Reforma ou revolução em tempos de pandemia

A situação para os trabalhadores na pandemia recoloca o debate sobre a questão da reforma e da revolução. Os Estados Unidos, país mais poderoso do capitalismo, são incapazes de evitar a situação que se abate sobre sua população. Os 100 mil mortos da pandemia já são um número maior do que o das guerras do

A situação para os trabalhadores na pandemia recoloca o debate sobre a questão da reforma e da revolução.

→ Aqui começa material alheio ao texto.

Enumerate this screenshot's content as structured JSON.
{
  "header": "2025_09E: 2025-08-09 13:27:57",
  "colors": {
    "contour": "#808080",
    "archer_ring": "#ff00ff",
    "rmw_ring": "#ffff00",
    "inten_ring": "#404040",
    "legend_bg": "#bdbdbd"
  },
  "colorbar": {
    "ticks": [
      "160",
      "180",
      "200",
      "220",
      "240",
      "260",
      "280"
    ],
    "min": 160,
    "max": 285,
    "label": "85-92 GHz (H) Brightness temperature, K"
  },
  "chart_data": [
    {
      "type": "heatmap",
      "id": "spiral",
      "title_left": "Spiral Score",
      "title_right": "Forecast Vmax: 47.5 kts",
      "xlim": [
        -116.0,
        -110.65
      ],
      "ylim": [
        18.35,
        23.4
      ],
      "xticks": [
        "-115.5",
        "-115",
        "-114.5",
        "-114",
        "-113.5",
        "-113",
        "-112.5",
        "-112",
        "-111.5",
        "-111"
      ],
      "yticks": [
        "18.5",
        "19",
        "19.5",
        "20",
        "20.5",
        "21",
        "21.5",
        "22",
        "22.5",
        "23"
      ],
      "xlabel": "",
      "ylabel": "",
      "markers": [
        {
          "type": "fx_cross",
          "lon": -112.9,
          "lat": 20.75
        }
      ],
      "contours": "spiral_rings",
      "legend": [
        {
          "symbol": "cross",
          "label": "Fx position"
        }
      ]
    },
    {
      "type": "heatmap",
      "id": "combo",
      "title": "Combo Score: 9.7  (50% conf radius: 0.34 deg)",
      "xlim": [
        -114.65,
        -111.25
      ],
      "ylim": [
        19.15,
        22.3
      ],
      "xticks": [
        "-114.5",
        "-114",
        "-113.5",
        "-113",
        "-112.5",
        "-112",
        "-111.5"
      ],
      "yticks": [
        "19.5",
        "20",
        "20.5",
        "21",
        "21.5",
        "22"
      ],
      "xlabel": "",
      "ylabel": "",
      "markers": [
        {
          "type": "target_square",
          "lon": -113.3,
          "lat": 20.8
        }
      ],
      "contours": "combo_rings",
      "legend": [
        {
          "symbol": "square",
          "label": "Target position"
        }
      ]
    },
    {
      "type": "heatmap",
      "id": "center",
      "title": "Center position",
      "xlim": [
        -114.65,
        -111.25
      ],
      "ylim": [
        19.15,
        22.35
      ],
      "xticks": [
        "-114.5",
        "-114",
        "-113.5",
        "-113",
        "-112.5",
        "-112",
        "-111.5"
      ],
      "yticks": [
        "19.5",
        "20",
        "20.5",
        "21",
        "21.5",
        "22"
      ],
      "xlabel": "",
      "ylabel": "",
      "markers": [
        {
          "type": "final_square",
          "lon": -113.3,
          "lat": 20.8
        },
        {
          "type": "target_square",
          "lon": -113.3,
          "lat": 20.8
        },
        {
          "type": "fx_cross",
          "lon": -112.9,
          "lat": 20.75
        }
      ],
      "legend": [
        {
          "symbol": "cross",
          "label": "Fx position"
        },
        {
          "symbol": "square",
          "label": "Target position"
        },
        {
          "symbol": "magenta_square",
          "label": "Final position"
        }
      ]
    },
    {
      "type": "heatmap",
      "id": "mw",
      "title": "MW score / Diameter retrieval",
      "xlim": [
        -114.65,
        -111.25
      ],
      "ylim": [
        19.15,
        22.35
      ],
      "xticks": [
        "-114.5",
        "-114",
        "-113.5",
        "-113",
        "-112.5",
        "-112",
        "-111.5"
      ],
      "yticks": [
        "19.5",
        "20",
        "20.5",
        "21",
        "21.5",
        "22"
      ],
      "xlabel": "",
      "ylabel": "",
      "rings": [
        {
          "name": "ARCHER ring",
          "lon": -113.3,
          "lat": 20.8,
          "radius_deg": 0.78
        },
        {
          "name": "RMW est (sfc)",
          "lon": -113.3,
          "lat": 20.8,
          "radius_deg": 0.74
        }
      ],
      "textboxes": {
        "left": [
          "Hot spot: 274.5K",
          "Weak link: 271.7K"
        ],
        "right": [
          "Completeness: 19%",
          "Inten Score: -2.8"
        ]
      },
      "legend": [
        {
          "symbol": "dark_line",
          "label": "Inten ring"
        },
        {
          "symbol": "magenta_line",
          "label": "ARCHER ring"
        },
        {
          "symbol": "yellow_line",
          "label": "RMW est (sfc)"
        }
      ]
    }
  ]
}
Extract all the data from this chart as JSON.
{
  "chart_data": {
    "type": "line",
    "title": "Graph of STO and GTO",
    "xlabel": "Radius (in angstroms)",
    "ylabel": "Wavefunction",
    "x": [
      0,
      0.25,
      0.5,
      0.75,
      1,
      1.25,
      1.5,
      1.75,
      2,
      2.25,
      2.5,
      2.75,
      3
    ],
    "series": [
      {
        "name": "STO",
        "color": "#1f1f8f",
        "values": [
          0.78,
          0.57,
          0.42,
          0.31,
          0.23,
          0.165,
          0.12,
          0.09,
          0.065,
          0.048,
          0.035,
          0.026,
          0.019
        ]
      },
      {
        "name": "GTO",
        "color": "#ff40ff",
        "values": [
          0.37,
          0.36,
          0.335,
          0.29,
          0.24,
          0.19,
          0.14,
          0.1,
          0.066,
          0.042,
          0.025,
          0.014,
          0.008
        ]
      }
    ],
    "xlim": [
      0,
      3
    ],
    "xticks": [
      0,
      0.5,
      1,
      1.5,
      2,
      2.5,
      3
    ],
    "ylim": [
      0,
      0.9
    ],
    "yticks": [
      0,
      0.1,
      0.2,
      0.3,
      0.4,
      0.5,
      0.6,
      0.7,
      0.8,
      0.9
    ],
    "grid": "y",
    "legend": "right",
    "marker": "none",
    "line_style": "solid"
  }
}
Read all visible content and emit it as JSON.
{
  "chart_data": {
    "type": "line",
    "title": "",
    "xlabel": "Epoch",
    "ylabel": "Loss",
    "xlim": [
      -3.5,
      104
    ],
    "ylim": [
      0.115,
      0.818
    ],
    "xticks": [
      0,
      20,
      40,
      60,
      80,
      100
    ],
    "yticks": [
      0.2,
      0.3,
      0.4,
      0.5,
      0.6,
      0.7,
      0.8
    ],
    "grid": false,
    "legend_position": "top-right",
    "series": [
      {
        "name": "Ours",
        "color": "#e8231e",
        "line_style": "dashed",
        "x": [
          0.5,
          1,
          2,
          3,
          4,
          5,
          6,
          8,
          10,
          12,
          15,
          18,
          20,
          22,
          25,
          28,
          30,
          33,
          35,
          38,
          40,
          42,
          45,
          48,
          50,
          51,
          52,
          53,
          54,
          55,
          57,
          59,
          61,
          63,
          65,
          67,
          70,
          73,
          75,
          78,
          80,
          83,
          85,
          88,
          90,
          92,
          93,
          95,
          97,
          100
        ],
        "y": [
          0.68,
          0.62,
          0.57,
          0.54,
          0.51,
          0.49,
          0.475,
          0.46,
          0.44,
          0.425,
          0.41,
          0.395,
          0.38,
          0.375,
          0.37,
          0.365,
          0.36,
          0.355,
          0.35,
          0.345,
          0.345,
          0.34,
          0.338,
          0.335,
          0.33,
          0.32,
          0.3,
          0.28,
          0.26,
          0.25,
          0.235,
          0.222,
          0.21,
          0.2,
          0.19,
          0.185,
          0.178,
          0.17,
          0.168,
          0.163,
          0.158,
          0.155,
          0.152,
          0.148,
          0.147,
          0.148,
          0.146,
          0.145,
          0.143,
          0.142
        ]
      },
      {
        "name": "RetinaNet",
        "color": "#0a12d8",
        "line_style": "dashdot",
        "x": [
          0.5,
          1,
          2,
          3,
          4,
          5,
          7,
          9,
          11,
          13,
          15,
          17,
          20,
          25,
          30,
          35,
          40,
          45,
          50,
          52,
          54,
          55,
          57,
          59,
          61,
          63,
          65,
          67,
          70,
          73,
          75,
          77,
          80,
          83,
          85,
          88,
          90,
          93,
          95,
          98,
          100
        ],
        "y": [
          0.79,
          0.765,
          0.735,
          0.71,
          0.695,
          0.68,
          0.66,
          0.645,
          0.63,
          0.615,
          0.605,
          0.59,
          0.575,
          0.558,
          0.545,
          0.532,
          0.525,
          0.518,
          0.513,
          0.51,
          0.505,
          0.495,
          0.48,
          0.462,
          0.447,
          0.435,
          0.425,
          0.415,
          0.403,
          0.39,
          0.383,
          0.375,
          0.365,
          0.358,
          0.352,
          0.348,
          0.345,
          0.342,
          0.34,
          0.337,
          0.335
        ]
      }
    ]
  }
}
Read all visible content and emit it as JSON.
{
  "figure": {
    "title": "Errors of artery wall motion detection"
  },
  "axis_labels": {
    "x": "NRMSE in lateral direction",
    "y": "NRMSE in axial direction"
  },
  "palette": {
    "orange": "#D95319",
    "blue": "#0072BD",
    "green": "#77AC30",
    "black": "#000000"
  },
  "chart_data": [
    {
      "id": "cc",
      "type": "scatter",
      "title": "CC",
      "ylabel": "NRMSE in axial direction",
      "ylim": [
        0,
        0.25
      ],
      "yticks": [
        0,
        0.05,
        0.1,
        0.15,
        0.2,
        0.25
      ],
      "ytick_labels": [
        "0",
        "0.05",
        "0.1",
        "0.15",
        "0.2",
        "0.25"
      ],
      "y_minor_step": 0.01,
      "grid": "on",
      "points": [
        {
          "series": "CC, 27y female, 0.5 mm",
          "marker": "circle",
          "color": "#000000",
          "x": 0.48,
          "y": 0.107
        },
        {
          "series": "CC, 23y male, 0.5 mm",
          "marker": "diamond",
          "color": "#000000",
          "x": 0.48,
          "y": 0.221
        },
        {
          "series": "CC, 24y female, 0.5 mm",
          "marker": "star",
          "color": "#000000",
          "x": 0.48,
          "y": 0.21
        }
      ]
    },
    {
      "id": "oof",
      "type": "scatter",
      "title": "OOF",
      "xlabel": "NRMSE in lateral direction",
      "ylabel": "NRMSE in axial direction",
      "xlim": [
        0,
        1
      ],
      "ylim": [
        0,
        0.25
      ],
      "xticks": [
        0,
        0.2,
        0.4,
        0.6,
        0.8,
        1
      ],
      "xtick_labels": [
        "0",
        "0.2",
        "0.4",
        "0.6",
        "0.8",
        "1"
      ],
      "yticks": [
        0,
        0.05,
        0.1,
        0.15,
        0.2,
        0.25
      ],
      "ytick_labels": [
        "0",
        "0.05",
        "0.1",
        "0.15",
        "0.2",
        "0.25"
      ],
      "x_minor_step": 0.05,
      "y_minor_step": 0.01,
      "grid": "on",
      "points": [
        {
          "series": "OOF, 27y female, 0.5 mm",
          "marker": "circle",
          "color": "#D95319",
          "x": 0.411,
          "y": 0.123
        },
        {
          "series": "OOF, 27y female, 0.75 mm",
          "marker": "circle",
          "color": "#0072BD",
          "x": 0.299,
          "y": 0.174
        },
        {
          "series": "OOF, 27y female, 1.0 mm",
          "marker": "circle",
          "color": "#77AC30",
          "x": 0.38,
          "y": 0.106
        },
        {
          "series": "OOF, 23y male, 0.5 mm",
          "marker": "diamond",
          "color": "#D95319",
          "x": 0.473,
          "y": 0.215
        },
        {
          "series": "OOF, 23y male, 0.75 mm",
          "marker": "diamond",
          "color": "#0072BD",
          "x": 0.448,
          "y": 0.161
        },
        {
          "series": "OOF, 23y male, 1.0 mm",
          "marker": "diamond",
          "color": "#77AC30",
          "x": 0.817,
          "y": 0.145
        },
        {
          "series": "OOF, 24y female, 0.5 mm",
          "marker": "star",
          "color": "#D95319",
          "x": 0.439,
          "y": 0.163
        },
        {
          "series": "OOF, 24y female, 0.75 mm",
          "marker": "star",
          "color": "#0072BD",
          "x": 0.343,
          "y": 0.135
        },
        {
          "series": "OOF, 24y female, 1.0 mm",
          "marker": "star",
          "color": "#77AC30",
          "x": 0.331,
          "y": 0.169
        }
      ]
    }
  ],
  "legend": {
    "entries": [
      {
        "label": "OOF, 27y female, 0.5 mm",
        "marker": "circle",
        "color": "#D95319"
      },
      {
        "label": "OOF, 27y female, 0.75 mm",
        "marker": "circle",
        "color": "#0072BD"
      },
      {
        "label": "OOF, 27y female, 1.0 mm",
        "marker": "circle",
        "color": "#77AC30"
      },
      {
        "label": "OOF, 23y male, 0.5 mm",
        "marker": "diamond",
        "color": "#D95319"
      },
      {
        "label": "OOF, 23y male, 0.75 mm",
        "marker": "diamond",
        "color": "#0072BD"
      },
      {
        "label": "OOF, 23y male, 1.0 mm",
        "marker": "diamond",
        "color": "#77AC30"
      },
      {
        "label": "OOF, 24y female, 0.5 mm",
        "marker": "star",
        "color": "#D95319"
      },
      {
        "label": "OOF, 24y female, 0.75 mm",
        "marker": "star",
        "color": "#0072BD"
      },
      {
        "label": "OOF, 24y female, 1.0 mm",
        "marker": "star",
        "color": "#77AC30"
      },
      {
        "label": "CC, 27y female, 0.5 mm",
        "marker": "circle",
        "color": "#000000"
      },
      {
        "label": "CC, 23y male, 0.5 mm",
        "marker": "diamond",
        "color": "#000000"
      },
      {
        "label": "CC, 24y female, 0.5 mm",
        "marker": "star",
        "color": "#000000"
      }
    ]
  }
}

Os Estados Unidos, país mais poderoso do capitalismo, são incapazes de evitar a situação que se abate sobre sua população. Os 100 mil mortos da pandemia já são um número maior do que o das guerras do Vietnã, da Coreia e do Afeganistão. O cenário é devastador: os dados são piores que a crise de 1929. Naquela época, houve 9% de desemprego. Hoje já são 25%, 38 milhões de desempregados e 27 milhões de indocumentados que não possuem seguro-desemprego, pois não têm direitos de nenhuma espécie.

Por: José Welmowicki

O problema, contudo, atinge todo o globo. Os países imperialistas e não imperialistas e o capitalismo só apresentam saídas que atacam os trabalhadores. Os planos dos governos capitalistas falam em salvar a economia, mas são para salvar os setores monopolistas da burguesia, bancos e grandes empresas.

Nesse momento, uma questão chave volta à ordem do dia: é possível que se possa garantir a todos ao menos a vida sob o capitalismo? É possível o acesso a conquistas básicas da civilização, como a eliminação da fome, acesso à água, saneamento e saúde para toda a humanidade? O capitalismo tem possibilidade de, por meio de uma evolução gradual, chegar a uma sociedade socialista? É possível, assim, reformar o capitalismo?

Essa disjuntiva, “reforma ou revolução”, ou como traduziu Rosa Luxemburgo, “socialismo ou barbárie”, é um tema presente. Neste artigo, vamos examinar a origem dessa discussão entre os socialistas. Em textos futuros, analisaremos como ela continuou até hoje.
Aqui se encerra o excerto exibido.